Que préconisez-vous pour avancer ? M. Ross s’est payé le luxe d’organiser des rencontres entre des Sahraouis marocains et du Polisario pour des joutes, des devinettes et charades en Hassania, notre dialecte. Mais cela s’est fait en dehors de notre cadre naturel qui est le désert, les tentes, les chameaux, etc. C’est vraiment méconnaître nos sentiments et notre philosophie de la vie que de réunir nos notables à Lisbonne pour se raconter des histoires propres à amuser des bergers couchés sur une dune sous la voûte étoilée en plein désert alors que nos familles sont déchirées, notre sang a coulé à flots pour des sottises, notre tissu social s’est effiloché pour des principes farfelus et importés. Il faut aller à l’essentiel, c’est-à-dire se retrouver sur notre sol et sous la souveraineté marocaine en toute dignité. La feuille de route qui doit nous mener à cet objectif est le discours Royal de Laâyoune le 25 mars 2007, les décisions qui y figurent sont péremptoires. Il faut impliquer d’avantage les cadres sahraouis aptes à défendre la cause à l’intérieur et à l’étranger. Ils sont les premiers concernés et en principe les mieux outillés pour le faire, la question comporte des subtilités qu’ils sont les seuls à percevoir. Cette aptitude englobe la formation et l’appartenance aux ensembles sociaux essentiels de la population du Sahara, laquelle demeure, il ne faut jamais l’oublier, très tribalisée.
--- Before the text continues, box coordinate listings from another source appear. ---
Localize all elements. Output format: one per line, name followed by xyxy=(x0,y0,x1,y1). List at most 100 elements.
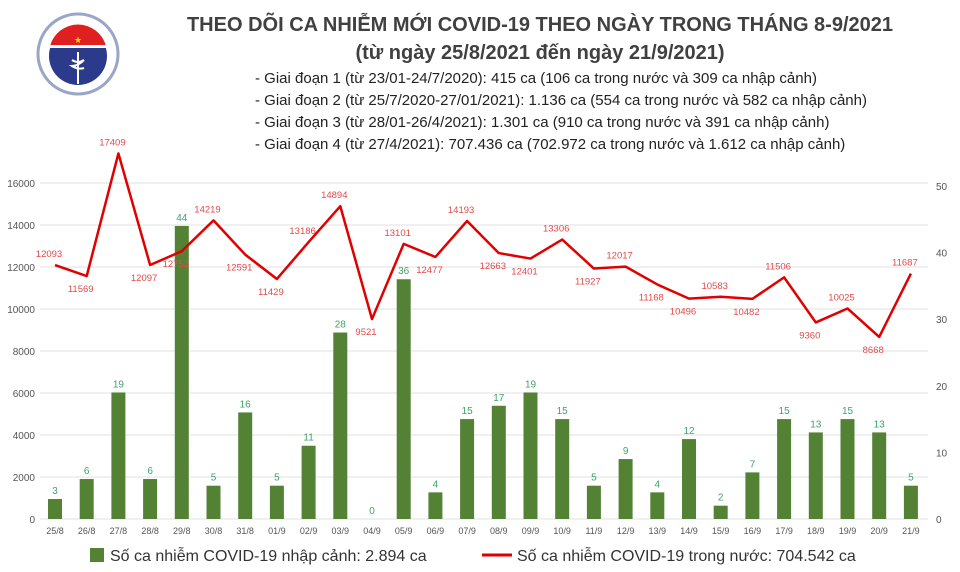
left-axis-tick: 12000 xyxy=(7,263,35,274)
bar xyxy=(745,472,760,519)
line-data-label: 12017 xyxy=(606,251,632,262)
ministry-logo: ★ xyxy=(36,12,120,96)
x-axis-tick: 14/9 xyxy=(680,526,698,536)
line-data-label: 10025 xyxy=(828,292,854,303)
x-axis-tick: 21/9 xyxy=(902,526,920,536)
line-data-label: 12401 xyxy=(511,267,537,278)
line-data-label: 11168 xyxy=(639,292,664,303)
line-data-label: 14894 xyxy=(321,190,347,201)
bar-data-label: 5 xyxy=(211,473,217,484)
x-axis-tick: 19/9 xyxy=(839,526,857,536)
line-data-label: 17409 xyxy=(99,137,125,148)
phase-note: - Giai đoạn 1 (từ 23/01-24/7/2020): 415 … xyxy=(255,70,817,87)
line-data-label: 12591 xyxy=(226,263,252,274)
bar-data-label: 28 xyxy=(335,320,347,331)
x-axis-tick: 15/9 xyxy=(712,526,730,536)
x-axis-tick: 01/9 xyxy=(268,526,286,536)
bar-data-label: 15 xyxy=(842,406,854,417)
x-axis-tick: 16/9 xyxy=(744,526,762,536)
bar xyxy=(555,419,570,519)
left-axis-tick: 2000 xyxy=(13,473,36,484)
x-axis-tick: 09/9 xyxy=(522,526,540,536)
bar-data-label: 3 xyxy=(52,486,58,497)
x-axis-tick: 27/8 xyxy=(110,526,128,536)
x-axis-tick: 31/8 xyxy=(236,526,254,536)
x-axis-tick: 30/8 xyxy=(205,526,223,536)
bar xyxy=(301,445,316,519)
x-axis-tick: 29/8 xyxy=(173,526,191,536)
x-axis-tick: 28/8 xyxy=(141,526,159,536)
bar-data-label: 15 xyxy=(557,406,569,417)
line-data-label: 13101 xyxy=(384,228,410,239)
bar-data-label: 5 xyxy=(908,473,914,484)
bar-data-label: 13 xyxy=(874,419,886,430)
line-data-label: 13306 xyxy=(543,224,569,235)
bar-data-label: 19 xyxy=(525,379,537,390)
bar-data-label: 5 xyxy=(274,473,280,484)
bar-data-label: 5 xyxy=(591,473,597,484)
left-axis-tick: 14000 xyxy=(7,221,35,232)
line-data-label: 11927 xyxy=(575,277,601,288)
chart-title: THEO DÕI CA NHIỄM MỚI COVID-19 THEO NGÀY… xyxy=(186,14,894,36)
bar xyxy=(460,419,475,519)
bar xyxy=(523,392,538,519)
left-axis-tick: 4000 xyxy=(13,431,36,442)
right-axis-tick: 40 xyxy=(936,249,948,260)
legend-bar-label: Số ca nhiễm COVID-19 nhập cảnh: 2.894 ca xyxy=(110,546,427,565)
bar xyxy=(174,225,189,519)
line-data-label: 11429 xyxy=(258,287,284,298)
x-axis-tick: 07/9 xyxy=(458,526,476,536)
bar-data-label: 6 xyxy=(147,466,153,477)
bar-data-label: 6 xyxy=(84,466,90,477)
bar-data-label: 15 xyxy=(779,406,791,417)
bar-data-label: 0 xyxy=(369,506,375,517)
bar xyxy=(903,485,918,519)
line-data-label: 9521 xyxy=(355,327,376,338)
x-axis-tick: 03/9 xyxy=(332,526,350,536)
line-data-label: 14219 xyxy=(194,204,220,215)
bar xyxy=(618,459,633,519)
phase-note: - Giai đoạn 3 (từ 28/01-26/4/2021): 1.30… xyxy=(255,114,830,131)
x-axis-tick: 20/9 xyxy=(870,526,888,536)
bar-data-label: 15 xyxy=(462,406,474,417)
svg-text:★: ★ xyxy=(74,35,82,45)
bar xyxy=(143,479,158,519)
bar xyxy=(808,432,823,519)
x-axis-tick: 10/9 xyxy=(553,526,571,536)
line-data-label: 10583 xyxy=(701,281,727,292)
bar xyxy=(491,405,506,519)
line-data-label: 11569 xyxy=(68,284,94,295)
x-axis-tick: 13/9 xyxy=(649,526,667,536)
left-axis-tick: 16000 xyxy=(7,179,35,190)
bar xyxy=(48,499,62,519)
bar-data-label: 9 xyxy=(623,446,629,457)
x-axis-tick: 11/9 xyxy=(585,526,602,536)
bar xyxy=(840,419,855,519)
bar-data-label: 11 xyxy=(303,433,314,444)
bar xyxy=(428,492,443,519)
legend-bar-swatch xyxy=(90,548,104,562)
line-data-label: 13186 xyxy=(289,226,315,237)
right-axis-tick: 20 xyxy=(936,382,948,393)
bar xyxy=(777,419,792,519)
x-axis-tick: 12/9 xyxy=(617,526,635,536)
line-series xyxy=(54,152,913,339)
bar-data-label: 4 xyxy=(655,479,661,490)
line-data-label: 12097 xyxy=(131,273,157,284)
phase-note: - Giai đoạn 4 (từ 27/4/2021): 707.436 ca… xyxy=(255,136,846,153)
bar xyxy=(206,485,221,519)
left-axis-tick: 8000 xyxy=(13,347,36,358)
x-axis-tick: 06/9 xyxy=(427,526,445,536)
bar xyxy=(396,279,411,519)
x-axis-tick: 18/9 xyxy=(807,526,825,536)
line-data-label: 8668 xyxy=(863,345,884,356)
line-data-label: 12093 xyxy=(36,249,62,260)
bar xyxy=(682,439,696,519)
line-data-label: 10482 xyxy=(733,307,759,318)
bar xyxy=(872,432,887,519)
right-axis-tick: 10 xyxy=(936,448,948,459)
bar-data-label: 4 xyxy=(433,479,439,490)
x-axis-tick: 17/9 xyxy=(775,526,793,536)
line-data-label: 12663 xyxy=(480,261,506,272)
Sur le plan diplomatique, je pense, et je l’ai déjà dit, que la Mauritanie est un point d’intersection fondamental entre les parties qu’il faut mettre à profit pour rapprocher les points de vue. Il va falloir décomplexer les rapports des différentes parties concernées et intéressées avec ce pays, qui constitue l’épicentre du monde Beydane et la charnière entre le Maghreb et l’Afrique noire.